The Australian’s unquenchable thirst for the world’s most expensive water

Australia has the most expensive bottled water on the planet, but that hasn’t quenched the consumer’s thirst for something people can get for free.

A new United Nations report shows that Australians spent an average of around $580 buying 504 liters of bottled water in 2021.

It is the second highest consumption rate in the world, per capita, after Singapore.

Australians also pay a lot more than anyone else.

The report says that bottled water costs an average of about $5.40 per unit in Australia – almost twice as much as it costs in North America and Europe, and about four times as much as it charges in Asia and Africa.

However, the Australian market is alive and well, with the United Nations University Institute for Water, Environment and Health saying that Australia is the 10th fastest growing national market in the world.

So why would Australians be willing to pay such a high price for a product that beats the cost of tap water, which Sydney Water says comes in at less than a cent a liter?

Why continue to buy a product that generates huge streams of fossil fuel-derived waste that gets recycled many times over?

The primary answer is convenience, says the Australian Beverage Council, which represents producers of non-alcoholic beverages in the country including water.

“We buy it when we’re pretty much on our way,” a spokeswoman for the council told the AAP.

Bottled water producers know this because sales fell off a cliff during the COVID lockdowns, when everyone was staying at home.

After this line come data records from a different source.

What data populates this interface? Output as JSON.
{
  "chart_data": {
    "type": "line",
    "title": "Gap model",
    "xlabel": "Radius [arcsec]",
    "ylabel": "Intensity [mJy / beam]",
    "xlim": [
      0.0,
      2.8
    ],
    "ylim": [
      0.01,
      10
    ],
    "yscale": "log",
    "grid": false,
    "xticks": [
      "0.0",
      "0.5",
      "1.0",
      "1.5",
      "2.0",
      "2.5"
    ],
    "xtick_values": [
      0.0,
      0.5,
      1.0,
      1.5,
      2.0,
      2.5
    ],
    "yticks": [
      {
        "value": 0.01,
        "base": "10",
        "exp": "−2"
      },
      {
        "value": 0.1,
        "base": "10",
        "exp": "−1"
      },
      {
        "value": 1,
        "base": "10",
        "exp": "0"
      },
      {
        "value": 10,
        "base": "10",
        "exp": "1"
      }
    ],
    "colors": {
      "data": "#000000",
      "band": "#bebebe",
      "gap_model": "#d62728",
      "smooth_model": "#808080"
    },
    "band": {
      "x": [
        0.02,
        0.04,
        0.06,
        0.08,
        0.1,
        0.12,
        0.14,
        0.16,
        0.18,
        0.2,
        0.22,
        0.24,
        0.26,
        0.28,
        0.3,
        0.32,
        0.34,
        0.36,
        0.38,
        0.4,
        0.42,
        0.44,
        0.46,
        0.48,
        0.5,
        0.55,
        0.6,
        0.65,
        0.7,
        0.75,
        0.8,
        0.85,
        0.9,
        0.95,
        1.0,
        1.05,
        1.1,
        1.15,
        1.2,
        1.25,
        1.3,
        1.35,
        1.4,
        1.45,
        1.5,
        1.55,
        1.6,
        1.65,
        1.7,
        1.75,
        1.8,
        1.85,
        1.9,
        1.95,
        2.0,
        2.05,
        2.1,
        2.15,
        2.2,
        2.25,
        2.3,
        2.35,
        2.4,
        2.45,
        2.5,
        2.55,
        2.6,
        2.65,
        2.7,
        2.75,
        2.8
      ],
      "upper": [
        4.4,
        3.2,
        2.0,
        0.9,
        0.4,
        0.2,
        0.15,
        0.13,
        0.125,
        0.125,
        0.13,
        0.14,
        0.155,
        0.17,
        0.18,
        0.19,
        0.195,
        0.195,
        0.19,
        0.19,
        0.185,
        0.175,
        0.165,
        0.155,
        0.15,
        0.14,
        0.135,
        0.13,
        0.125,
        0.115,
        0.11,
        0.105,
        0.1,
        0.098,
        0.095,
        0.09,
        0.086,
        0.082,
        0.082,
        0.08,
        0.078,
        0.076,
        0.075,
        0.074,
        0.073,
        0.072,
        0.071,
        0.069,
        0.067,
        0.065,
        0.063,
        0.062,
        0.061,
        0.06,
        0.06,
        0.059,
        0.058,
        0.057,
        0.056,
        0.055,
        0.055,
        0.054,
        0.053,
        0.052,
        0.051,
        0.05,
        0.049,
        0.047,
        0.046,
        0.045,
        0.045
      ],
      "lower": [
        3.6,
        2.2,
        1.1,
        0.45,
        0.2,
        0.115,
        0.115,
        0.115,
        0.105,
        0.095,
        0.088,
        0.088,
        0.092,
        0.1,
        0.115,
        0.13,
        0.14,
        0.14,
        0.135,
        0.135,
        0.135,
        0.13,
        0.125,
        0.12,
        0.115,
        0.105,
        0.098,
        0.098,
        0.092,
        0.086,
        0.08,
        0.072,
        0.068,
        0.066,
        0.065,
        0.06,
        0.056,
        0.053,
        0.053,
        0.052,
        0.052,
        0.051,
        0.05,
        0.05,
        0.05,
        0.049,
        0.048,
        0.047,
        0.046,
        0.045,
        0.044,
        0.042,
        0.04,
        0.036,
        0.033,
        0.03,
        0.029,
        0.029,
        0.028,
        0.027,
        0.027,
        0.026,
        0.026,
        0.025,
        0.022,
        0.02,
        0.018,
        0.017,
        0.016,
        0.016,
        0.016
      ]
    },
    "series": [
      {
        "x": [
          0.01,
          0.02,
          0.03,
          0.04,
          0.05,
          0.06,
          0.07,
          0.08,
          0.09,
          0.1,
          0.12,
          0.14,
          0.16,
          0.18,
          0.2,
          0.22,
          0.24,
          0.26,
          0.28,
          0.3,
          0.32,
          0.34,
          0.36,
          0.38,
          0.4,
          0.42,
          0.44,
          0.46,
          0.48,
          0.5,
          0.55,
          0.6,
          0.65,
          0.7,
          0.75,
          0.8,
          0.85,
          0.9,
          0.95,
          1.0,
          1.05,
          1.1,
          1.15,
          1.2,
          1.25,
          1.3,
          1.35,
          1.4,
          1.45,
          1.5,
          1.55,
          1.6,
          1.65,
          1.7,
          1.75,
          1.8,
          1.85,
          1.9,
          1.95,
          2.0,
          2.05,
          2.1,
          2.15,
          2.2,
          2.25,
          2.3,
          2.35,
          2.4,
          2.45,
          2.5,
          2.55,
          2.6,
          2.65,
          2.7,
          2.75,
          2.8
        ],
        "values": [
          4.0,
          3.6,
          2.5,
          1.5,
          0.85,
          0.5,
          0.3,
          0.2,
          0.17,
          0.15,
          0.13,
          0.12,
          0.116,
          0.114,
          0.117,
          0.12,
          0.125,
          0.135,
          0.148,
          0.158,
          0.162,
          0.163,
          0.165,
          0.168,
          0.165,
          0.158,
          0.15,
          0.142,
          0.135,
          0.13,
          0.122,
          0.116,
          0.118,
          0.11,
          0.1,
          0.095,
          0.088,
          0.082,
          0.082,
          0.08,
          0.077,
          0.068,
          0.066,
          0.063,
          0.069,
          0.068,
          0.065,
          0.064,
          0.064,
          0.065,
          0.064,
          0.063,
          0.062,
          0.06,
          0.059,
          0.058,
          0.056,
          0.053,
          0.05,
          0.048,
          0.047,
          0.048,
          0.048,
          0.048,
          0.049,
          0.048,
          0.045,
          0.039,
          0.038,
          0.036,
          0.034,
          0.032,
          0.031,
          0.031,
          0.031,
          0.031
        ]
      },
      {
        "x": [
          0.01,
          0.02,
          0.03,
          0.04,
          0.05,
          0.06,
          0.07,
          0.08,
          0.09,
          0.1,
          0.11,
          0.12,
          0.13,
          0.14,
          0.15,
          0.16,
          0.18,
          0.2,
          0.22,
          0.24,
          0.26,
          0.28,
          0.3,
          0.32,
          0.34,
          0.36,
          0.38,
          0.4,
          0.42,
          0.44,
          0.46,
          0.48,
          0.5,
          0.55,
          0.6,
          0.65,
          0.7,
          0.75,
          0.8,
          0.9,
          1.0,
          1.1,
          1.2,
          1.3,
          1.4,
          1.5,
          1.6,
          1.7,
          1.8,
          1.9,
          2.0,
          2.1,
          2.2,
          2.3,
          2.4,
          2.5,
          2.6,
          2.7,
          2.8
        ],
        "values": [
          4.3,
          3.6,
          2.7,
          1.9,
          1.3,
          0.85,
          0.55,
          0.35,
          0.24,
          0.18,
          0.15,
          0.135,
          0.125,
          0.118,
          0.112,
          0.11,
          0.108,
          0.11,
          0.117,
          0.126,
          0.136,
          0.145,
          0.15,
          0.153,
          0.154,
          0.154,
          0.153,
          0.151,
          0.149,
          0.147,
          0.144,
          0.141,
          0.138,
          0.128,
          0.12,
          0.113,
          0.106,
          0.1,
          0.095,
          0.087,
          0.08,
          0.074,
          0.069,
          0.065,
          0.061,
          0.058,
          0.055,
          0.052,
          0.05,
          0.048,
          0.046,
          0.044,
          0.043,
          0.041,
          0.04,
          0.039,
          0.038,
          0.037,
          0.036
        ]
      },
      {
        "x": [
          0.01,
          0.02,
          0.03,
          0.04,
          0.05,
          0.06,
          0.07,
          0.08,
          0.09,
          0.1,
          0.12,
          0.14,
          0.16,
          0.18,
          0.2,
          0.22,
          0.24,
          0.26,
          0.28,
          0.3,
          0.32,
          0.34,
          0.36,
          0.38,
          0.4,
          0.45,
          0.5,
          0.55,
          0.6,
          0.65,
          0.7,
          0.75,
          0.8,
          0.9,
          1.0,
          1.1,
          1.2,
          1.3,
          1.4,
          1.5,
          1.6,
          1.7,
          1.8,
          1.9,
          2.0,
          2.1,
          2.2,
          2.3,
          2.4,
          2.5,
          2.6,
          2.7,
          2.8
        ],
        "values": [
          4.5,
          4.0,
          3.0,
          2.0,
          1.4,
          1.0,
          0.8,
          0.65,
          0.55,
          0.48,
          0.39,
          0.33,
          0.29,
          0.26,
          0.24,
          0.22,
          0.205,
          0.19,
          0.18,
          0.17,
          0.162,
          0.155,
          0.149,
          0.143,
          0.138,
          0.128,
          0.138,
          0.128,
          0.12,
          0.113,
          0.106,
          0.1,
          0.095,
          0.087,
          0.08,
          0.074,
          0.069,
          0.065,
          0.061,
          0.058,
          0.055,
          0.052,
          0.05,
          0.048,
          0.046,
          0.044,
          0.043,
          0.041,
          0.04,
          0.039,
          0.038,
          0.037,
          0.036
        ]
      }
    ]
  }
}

The same cannot be said for alcohol and other packaged beverages.

But there are all indications that sales have rebounded to pre-pandemic levels.

The board says the desire to do the easy and grab water on the go has created a market that last year generated $650 million in revenue with a long-term growth rate of about 16 percent annually.

That means 16 percent more bottles to handle each year, 16 percent more energy to make new bottles or recycle existing ones and 16 percent more truck miles to go around the country.

The Board could not provide any conclusive explanations for the high commercial water prices in Australia and described it as a “retail issue”.

But she also noted that Australia’s relatively small population could have something to do with it, along with the 10-cent refund that was included in the price of bottled drinks to fund container deposit schemes.

“Maybe its purchasing power… a larger population usually goes hand in hand with better purchasing power,” the spokeswoman said.

“The other thing I can say is that because Australians tend to drink water on the go, they often buy in convenience stores where prices may not be as low as you can get in larger retail environments.”

Professor Stewart Kahn is a water quality expert from the University of New South Wales and says the world would be drowning in plastic waste without an overall change in global plastic consumption.

He says most Australians can get very good, safe drinking water straight from the tap and “there is no public health or water quality advantage in drinking bottled water”.

He also says container deposit schemes will never cancel out the damage caused by the industry’s waste stream.

The AAP was unable to obtain any national data on the gap between the number of water bottles sold in Australia and the number of water bottles recovered for recycling through industry-funded government container deposit schemes.

Pip Kiernan, president of Clean Up Australia, says Australians need to remember that 90 per cent of the cost of a water bottle can be traced back to the bowl, lid and label.

“You can save all that money by remembering your own reusable bottle and drinking tap water or filling up public drinking water springs.”